Cuando John F. Kennedy era presidente de los Estados Unidos, los fotógrafos a veces captaban una escena encantadora: sentados alrededor del escritorio del presidente, en el Despacho Oval, miembros del gabinete debaten cuestiones que traen consecuencias mundiales. Mientras tanto, un niñito de dos años, John-John, pasa gateando alrededor y por debajo del inmenso escritorio, completamente ajeno al protocolo de la Casa Blanca y a los críticos asuntos de estado. Él simplemente está visitando a su papá.
Esa clase de accesibilidad asombrosa es la que comunica la palabra Abba cuando Jesús dijo: «Abba, Padre, todas las cosas son posibles para ti» (Marcos 14:36). Dios es el Señor soberano del universo, pero, a través de su Hijo, se hizo tan accesible como cualquier padre humano que se desvive por sus hijos.

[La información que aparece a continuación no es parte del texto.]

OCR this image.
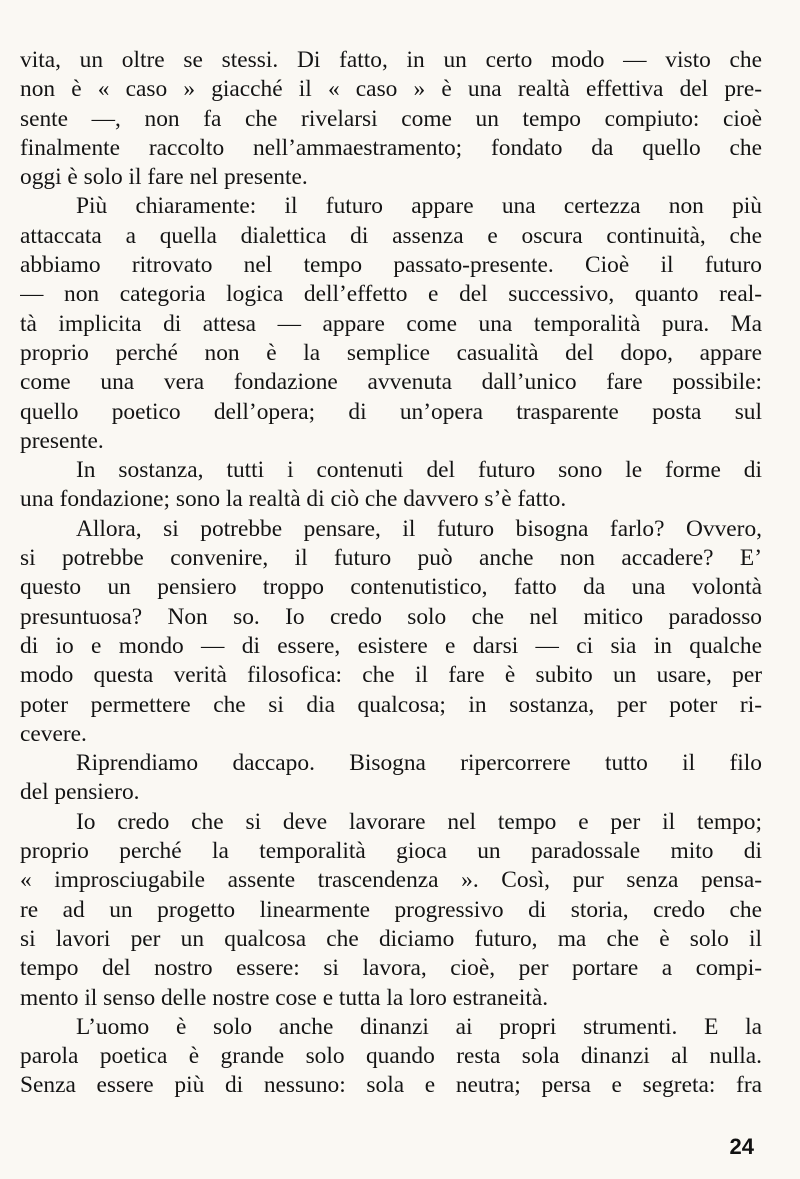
vita, un oltre se stessi. Di fatto, in un certo modo — visto che
non è « caso » giacché il « caso » è una realtà effettiva del pre-
sente —, non fa che rivelarsi come un tempo compiuto: cioè
finalmente raccolto nell’ammaestramento; fondato da quello che
oggi è solo il fare nel presente.
Più chiaramente: il futuro appare una certezza non più
attaccata a quella dialettica di assenza e oscura continuità, che
abbiamo ritrovato nel tempo passato-presente. Cioè il futuro
— non categoria logica dell’effetto e del successivo, quanto real-
tà implicita di attesa — appare come una temporalità pura. Ma
proprio perché non è la semplice casualità del dopo, appare
come una vera fondazione avvenuta dall’unico fare possibile:
quello poetico dell’opera; di un’opera trasparente posta sul
presente.
In sostanza, tutti i contenuti del futuro sono le forme di
una fondazione; sono la realtà di ciò che davvero s’è fatto.
Allora, si potrebbe pensare, il futuro bisogna farlo? Ovvero,
si potrebbe convenire, il futuro può anche non accadere? E’
questo un pensiero troppo contenutistico, fatto da una volontà
presuntuosa? Non so. Io credo solo che nel mitico paradosso
di io e mondo — di essere, esistere e darsi — ci sia in qualche
modo questa verità filosofica: che il fare è subito un usare, per
poter permettere che si dia qualcosa; in sostanza, per poter ri-
cevere.
Riprendiamo daccapo. Bisogna ripercorrere tutto il filo
del pensiero.
Io credo che si deve lavorare nel tempo e per il tempo;
proprio perché la temporalità gioca un paradossale mito di
« improsciugabile assente trascendenza ». Così, pur senza pensa-
re ad un progetto linearmente progressivo di storia, credo che
si lavori per un qualcosa che diciamo futuro, ma che è solo il
tempo del nostro essere: si lavora, cioè, per portare a compi-
mento il senso delle nostre cose e tutta la loro estraneità.
L’uomo è solo anche dinanzi ai propri strumenti. E la
parola poetica è grande solo quando resta sola dinanzi al nulla.
Senza essere più di nessuno: sola e neutra; persa e segreta: fra
24
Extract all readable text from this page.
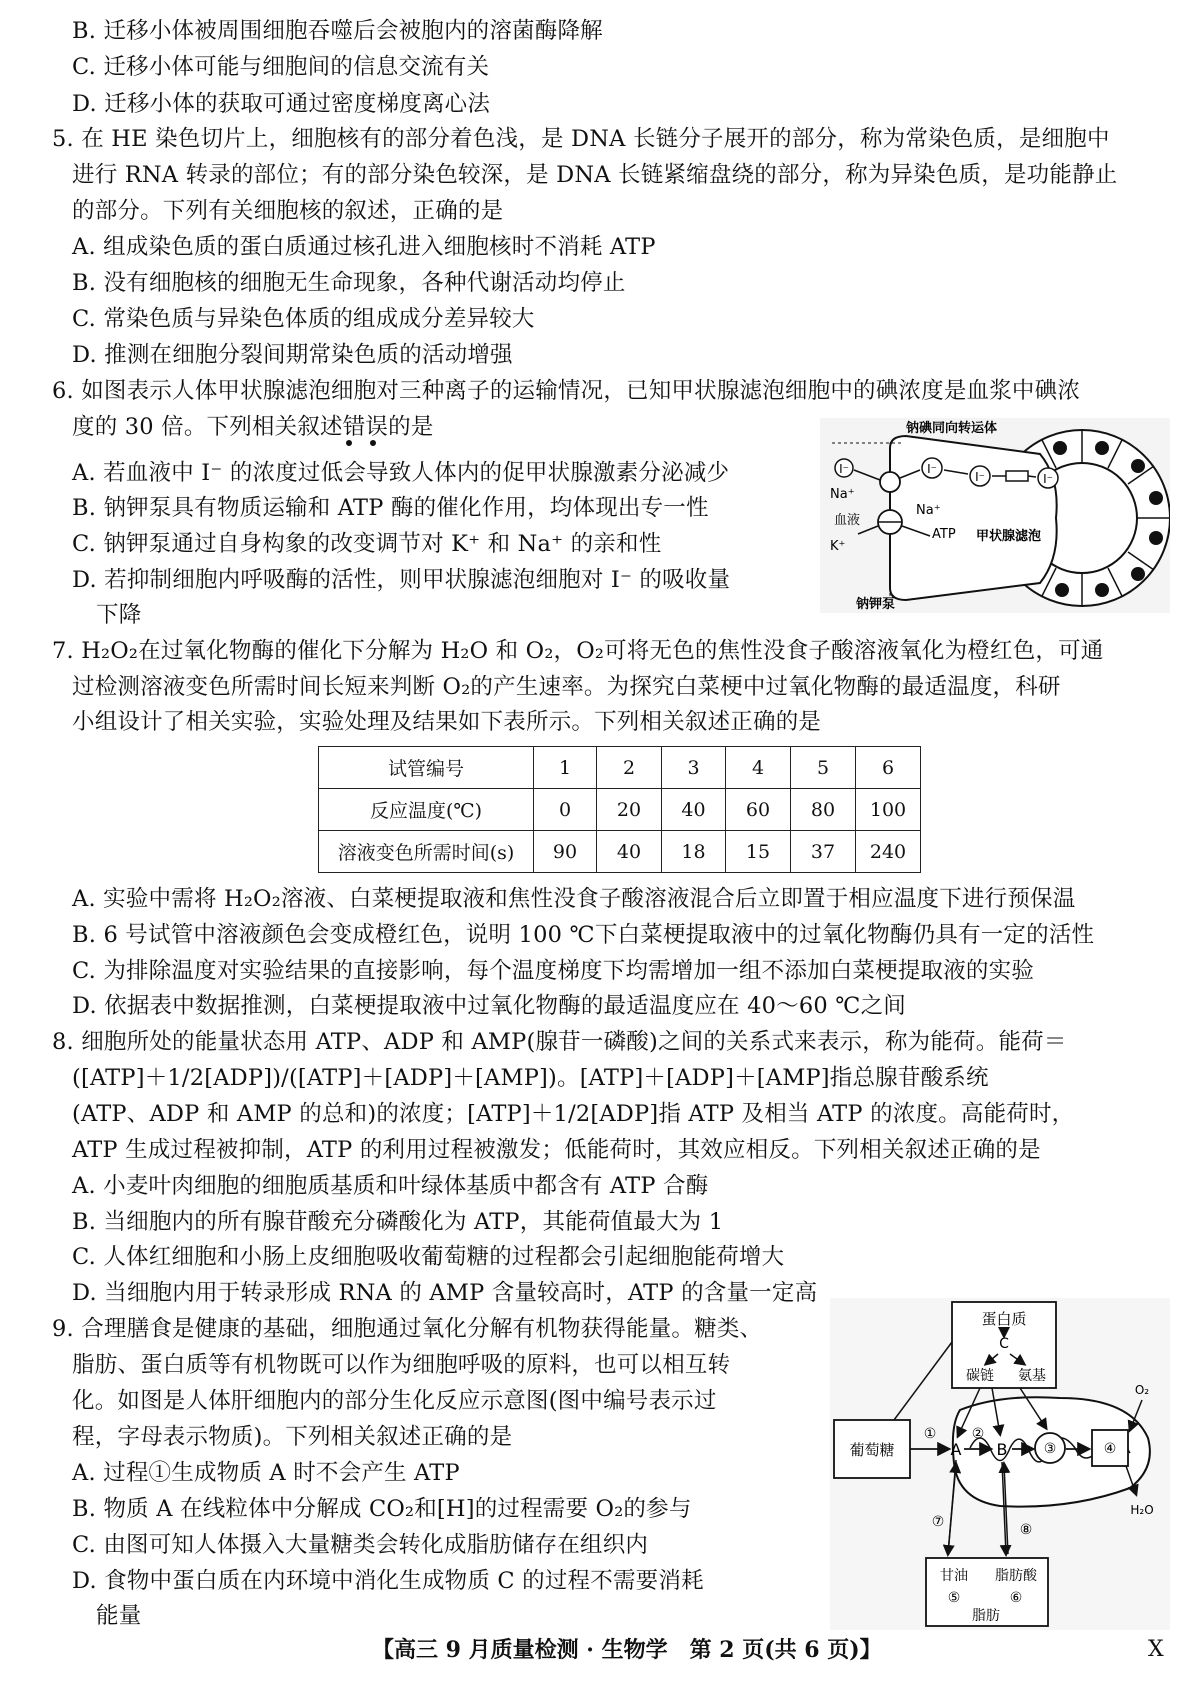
B. 迁移小体被周围细胞吞噬后会被胞内的溶菌酶降解
C. 迁移小体可能与细胞间的信息交流有关
D. 迁移小体的获取可通过密度梯度离心法
5. 在 HE 染色切片上，细胞核有的部分着色浅，是 DNA 长链分子展开的部分，称为常染色质，是细胞中
进行 RNA 转录的部位；有的部分染色较深，是 DNA 长链紧缩盘绕的部分，称为异染色质，是功能静止
的部分。下列有关细胞核的叙述，正确的是
A. 组成染色质的蛋白质通过核孔进入细胞核时不消耗 ATP
B. 没有细胞核的细胞无生命现象，各种代谢活动均停止
C. 常染色质与异染色体质的组成成分差异较大
D. 推测在细胞分裂间期常染色质的活动增强
6. 如图表示人体甲状腺滤泡细胞对三种离子的运输情况，已知甲状腺滤泡细胞中的碘浓度是血浆中碘浓
度的 30 倍。下列相关叙述错误的是
A. 若血液中 I⁻ 的浓度过低会导致人体内的促甲状腺激素分泌减少
B. 钠钾泵具有物质运输和 ATP 酶的催化作用，均体现出专一性
C. 钠钾泵通过自身构象的改变调节对 K⁺ 和 Na⁺ 的亲和性
D. 若抑制细胞内呼吸酶的活性，则甲状腺滤泡细胞对 I⁻ 的吸收量
下降
I⁻	I⁻
I⁻	I⁻
钠碘同向转运体
Na⁺
血液
K⁺
Na⁺
ATP 甲状腺滤泡
钠钾泵
7. H₂O₂在过氧化物酶的催化下分解为 H₂O 和 O₂，O₂可将无色的焦性没食子酸溶液氧化为橙红色，可通
过检测溶液变色所需时间长短来判断 O₂的产生速率。为探究白菜梗中过氧化物酶的最适温度，科研
小组设计了相关实验，实验处理及结果如下表所示。下列相关叙述正确的是
试管编号	1	2	3	4	5	6
反应温度(℃)	0	20	40	60	80	100
溶液变色所需时间(s)	90	40	18	15	37	240
A. 实验中需将 H₂O₂溶液、白菜梗提取液和焦性没食子酸溶液混合后立即置于相应温度下进行预保温
B. 6 号试管中溶液颜色会变成橙红色，说明 100 ℃下白菜梗提取液中的过氧化物酶仍具有一定的活性
C. 为排除温度对实验结果的直接影响，每个温度梯度下均需增加一组不添加白菜梗提取液的实验
D. 依据表中数据推测，白菜梗提取液中过氧化物酶的最适温度应在 40～60 ℃之间
8. 细胞所处的能量状态用 ATP、ADP 和 AMP(腺苷一磷酸)之间的关系式来表示，称为能荷。能荷＝
([ATP]＋1/2[ADP])/([ATP]＋[ADP]＋[AMP])。[ATP]＋[ADP]＋[AMP]指总腺苷酸系统
(ATP、ADP 和 AMP 的总和)的浓度；[ATP]＋1/2[ADP]指 ATP 及相当 ATP 的浓度。高能荷时，
ATP 生成过程被抑制，ATP 的利用过程被激发；低能荷时，其效应相反。下列相关叙述正确的是
A. 小麦叶肉细胞的细胞质基质和叶绿体基质中都含有 ATP 合酶
B. 当细胞内的所有腺苷酸充分磷酸化为 ATP，其能荷值最大为 1
C. 人体红细胞和小肠上皮细胞吸收葡萄糖的过程都会引起细胞能荷增大
D. 当细胞内用于转录形成 RNA 的 AMP 含量较高时，ATP 的含量一定高
9. 合理膳食是健康的基础，细胞通过氧化分解有机物获得能量。糖类、
脂肪、蛋白质等有机物既可以作为细胞呼吸的原料，也可以相互转
化。如图是人体肝细胞内的部分生化反应示意图(图中编号表示过
程，字母表示物质)。下列相关叙述正确的是
A. 过程①生成物质 A 时不会产生 ATP
B. 物质 A 在线粒体中分解成 CO₂和[H]的过程需要 O₂的参与
C. 由图可知人体摄入大量糖类会转化成脂肪储存在组织内
D. 食物中蛋白质在内环境中消化生成物质 C 的过程不需要消耗
能量
蛋白质
C
碳链 氨基
葡萄糖
①
A
②
B	③	④
O₂
H₂O
甘油 脂肪酸
⑤	⑥
脂肪
⑦	⑧
【高三 9 月质量检测 · 生物学　第 2 页(共 6 页)】	X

En Romanos 8, Pablo profundiza aun más la imagen de intimidad. Declara que el Espíritu de Dios mora en nuestro interior y que, cuando no sabemos cómo orar, «el Espíritu mismo intercede por nosotros con gemidos indecibles» (v. 26).
Jesús vino a demostrar que un Dios perfecto y santo acepta gustoso los ruegos de una viuda con dos monedas, de un centurión romano, de un publicano miserable y de un ladrón en la cruz. Solo tenemos que clamar «Abba» o, si no podemos, simplemente gemir. Así se ha acercado Dios a nosotros.